十二月半ばの朝七時。空気が張りつめたように冷たく、校庭を囲むフェンスの影がまだ長く伸びていた。
 屋外走路の端で、朔太郎はスパイクの紐を締め直していた。
 いつもより時間がかかっていたのは、なにかがおかしいと感じていたからだ。
 片方のスパイク、左の靴底の接地感がやけに緩い。
 「……接着、剥がれてるか?」
 つぶやいた声が白く浮かび、すぐに風に溶けた。
 試しに歩いてみると、左のかかとがグラついた。トラックを何百周と走ってきたスパイクは、ついに限界を迎えていた。
 「マジかよ、今日このタイミングで……!」
 今日は冬期リレー選抜の最終選考日だった。
 各チームがタイムを競い、春の全国リレー大会へ出場する校内代表が決まる。
 短距離陣にとっては、個人戦とはまた違う名誉のある舞台だった。
 「朔太郎!」
 声がして振り向くと、竜輝が走ってきた。手には、履き込んだスパイクシューズ。
 「お前の、壊れたな?」
 朔太郎は何も言わなかった。

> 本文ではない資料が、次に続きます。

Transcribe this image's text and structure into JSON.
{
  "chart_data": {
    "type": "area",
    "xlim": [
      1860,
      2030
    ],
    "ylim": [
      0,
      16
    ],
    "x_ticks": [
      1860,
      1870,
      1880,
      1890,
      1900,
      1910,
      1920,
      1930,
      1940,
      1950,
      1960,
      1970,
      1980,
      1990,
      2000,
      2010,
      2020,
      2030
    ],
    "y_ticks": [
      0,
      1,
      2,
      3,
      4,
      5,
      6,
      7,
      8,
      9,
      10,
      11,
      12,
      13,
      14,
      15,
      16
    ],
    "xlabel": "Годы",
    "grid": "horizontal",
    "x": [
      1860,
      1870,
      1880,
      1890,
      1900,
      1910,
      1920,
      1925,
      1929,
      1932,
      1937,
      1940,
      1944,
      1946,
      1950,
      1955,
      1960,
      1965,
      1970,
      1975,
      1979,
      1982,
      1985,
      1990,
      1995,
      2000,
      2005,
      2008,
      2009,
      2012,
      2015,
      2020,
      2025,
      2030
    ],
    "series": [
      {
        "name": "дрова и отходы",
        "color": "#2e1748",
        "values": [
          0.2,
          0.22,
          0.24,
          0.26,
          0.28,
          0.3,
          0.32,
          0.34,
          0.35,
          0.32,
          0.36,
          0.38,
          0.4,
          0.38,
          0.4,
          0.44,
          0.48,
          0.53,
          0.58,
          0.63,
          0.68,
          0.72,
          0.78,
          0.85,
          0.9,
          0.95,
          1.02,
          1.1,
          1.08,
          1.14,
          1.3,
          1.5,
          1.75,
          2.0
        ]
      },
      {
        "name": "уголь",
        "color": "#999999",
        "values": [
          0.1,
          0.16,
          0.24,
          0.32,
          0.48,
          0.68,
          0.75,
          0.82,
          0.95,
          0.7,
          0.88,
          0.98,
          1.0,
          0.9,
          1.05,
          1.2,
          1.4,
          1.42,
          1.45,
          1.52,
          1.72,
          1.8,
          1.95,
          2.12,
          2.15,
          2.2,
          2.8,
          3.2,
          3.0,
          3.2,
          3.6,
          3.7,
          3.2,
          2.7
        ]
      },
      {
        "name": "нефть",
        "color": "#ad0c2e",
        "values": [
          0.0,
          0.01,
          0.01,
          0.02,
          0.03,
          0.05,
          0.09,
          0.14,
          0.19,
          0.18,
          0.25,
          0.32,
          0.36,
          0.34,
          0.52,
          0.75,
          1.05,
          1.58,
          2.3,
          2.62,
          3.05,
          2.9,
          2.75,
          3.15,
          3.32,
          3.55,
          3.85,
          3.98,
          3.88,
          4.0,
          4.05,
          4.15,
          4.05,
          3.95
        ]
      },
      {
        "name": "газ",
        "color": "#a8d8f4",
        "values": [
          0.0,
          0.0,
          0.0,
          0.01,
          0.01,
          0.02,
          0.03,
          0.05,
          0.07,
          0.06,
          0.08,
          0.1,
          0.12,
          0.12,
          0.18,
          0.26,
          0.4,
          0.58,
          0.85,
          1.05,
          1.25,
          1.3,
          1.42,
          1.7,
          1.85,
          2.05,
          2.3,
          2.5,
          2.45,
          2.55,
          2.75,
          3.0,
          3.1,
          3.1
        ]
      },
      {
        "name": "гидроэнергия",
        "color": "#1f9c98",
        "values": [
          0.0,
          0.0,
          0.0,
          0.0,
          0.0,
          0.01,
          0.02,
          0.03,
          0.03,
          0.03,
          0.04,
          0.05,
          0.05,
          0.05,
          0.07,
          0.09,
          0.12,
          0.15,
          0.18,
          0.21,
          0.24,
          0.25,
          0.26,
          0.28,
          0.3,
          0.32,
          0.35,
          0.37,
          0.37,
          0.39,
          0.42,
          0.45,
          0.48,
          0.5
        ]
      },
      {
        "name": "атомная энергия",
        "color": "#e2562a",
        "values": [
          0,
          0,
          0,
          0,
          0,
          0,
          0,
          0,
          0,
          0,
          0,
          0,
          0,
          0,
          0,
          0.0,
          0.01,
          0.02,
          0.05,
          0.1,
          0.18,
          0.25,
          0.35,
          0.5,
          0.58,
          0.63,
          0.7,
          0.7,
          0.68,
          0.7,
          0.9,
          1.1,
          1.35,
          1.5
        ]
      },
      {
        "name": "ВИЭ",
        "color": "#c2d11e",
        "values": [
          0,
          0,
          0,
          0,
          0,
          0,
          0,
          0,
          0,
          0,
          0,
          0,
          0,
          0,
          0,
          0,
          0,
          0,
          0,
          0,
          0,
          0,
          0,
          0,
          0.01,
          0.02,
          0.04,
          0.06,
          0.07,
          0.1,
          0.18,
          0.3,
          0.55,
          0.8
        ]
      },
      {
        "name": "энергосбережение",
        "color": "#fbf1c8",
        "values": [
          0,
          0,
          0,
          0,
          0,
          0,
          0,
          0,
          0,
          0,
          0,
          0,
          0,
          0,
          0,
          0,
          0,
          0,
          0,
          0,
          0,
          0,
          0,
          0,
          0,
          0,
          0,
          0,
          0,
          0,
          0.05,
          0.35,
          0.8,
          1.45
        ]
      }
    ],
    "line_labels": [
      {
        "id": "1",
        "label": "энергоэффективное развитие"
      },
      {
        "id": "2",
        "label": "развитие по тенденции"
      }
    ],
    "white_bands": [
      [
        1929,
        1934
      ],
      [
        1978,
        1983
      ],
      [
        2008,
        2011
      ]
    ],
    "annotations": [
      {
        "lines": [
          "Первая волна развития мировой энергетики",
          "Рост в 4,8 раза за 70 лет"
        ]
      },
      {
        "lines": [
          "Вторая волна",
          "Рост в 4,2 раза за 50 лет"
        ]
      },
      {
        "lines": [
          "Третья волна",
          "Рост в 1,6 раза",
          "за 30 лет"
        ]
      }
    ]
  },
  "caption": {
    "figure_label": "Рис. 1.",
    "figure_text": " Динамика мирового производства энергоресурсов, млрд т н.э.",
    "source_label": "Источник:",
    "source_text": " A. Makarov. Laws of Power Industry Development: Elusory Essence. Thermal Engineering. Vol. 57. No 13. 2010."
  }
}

代わりにスパイクを高く掲げて見せた。
 「使え。俺の。お前の走りに期待してる。だから俺が走れなくてもいい」
 言葉に迷いはなかった。
 竜輝は目の前で、自分の靴紐をほどくと、そのまま朔太郎に押し付けるように渡した。
 「テープ巻いたから、ちょっときついかもだけど、滑りはない。あと——」
 言いかけた竜輝の言葉をさえぎるように、別の影が駆け寄ってきた。
 莉音だった。
 彼女は手に工具箱を抱え、走路にしゃがみこんだ。
 「このトルクで締め直して。靴底のバネ圧に合わせれば、ズレないはず」
 そう言いながら、莉音はすでに小さなレンチを差し込み、スタッドを確認している。
 「もう一度、トレッド角度を測って」
 朔太郎が無言でうなずき、全体重をかけて地を蹴った。
 左脚の接地がわずかに沈み、だが軸はズレなかった。
 莉音は満足そうに小さく笑った。
 「これでいける」
 竜輝が立ち上がり、ぽんと朔太郎の背を叩く。
 「行け。お前は今、誰より速い」
 視線が交錯する。
 ——そうだ。俺が目指してたのは“勝つこと”じゃない。“速くなること”だ。
 スパイクを履き替えた朔太郎は、ひと呼吸置いて、走路のスタートラインに立った。
 対面には他の候補者たち。
 雄貴が撮影用のカメラを構えているのが見えた。ノエルがその脇で手を上げて合図をしている。
 冷たい風が通り抜ける中、スタートのピストル音が校舎に反響して響いた。
 朔太郎の身体は、迷いなく前へと飛び出していた。
 地を蹴り、腕を振り、呼吸のリズムを速める。
 竜輝の靴が、まるで自分の足と一体化しているように馴染んでいた。
 ターンの瞬間、踏ん張った左足にかかった力を、スパイクが正確に受け止めた。
 莉音の調整が生きている。滑りもない。ぶれもない。
 「行け……!」
 観客席から聞こえた真紀の声。裕美子が何かを記録している気配。
 みんなの視線が走路に集まるのを、肌で感じた。
 ——この一瞬を、最高の一歩に変える。
 フィニッシュラインを抜けた瞬間、朔太郎は一歩、二歩、惰性で走り抜け、ようやく脚を止めた。
 心拍が跳ね上がる中、彼はゼッケンを掴んだままうつむいていた。
 ノエルが距離を測りながら近づいてくる。
 「10秒48」
 莉音の声だった。
 彼女は手に持った計測器の画面を見つめ、静かに告げた。
 「歴代三位」
 その瞬間、校庭に拍手が起こった。
 雄貴が声を上げ、裕美子がガッツポーズをし、竜輝は黙ってうなずいた。
 莉音が朔太郎に歩み寄り、小さく言った。
 「——あとは、並んで走るだけだね」
 朔太郎は、その言葉を聞いて、頷いた。
 自分の勝ち負けを越えたところに、ようやく立てた気がした。
 スパイクが揺れる。竜輝の意思と、莉音の支えと、自分の決意が宿ったその靴が、冬空の下で、風にきらめいた。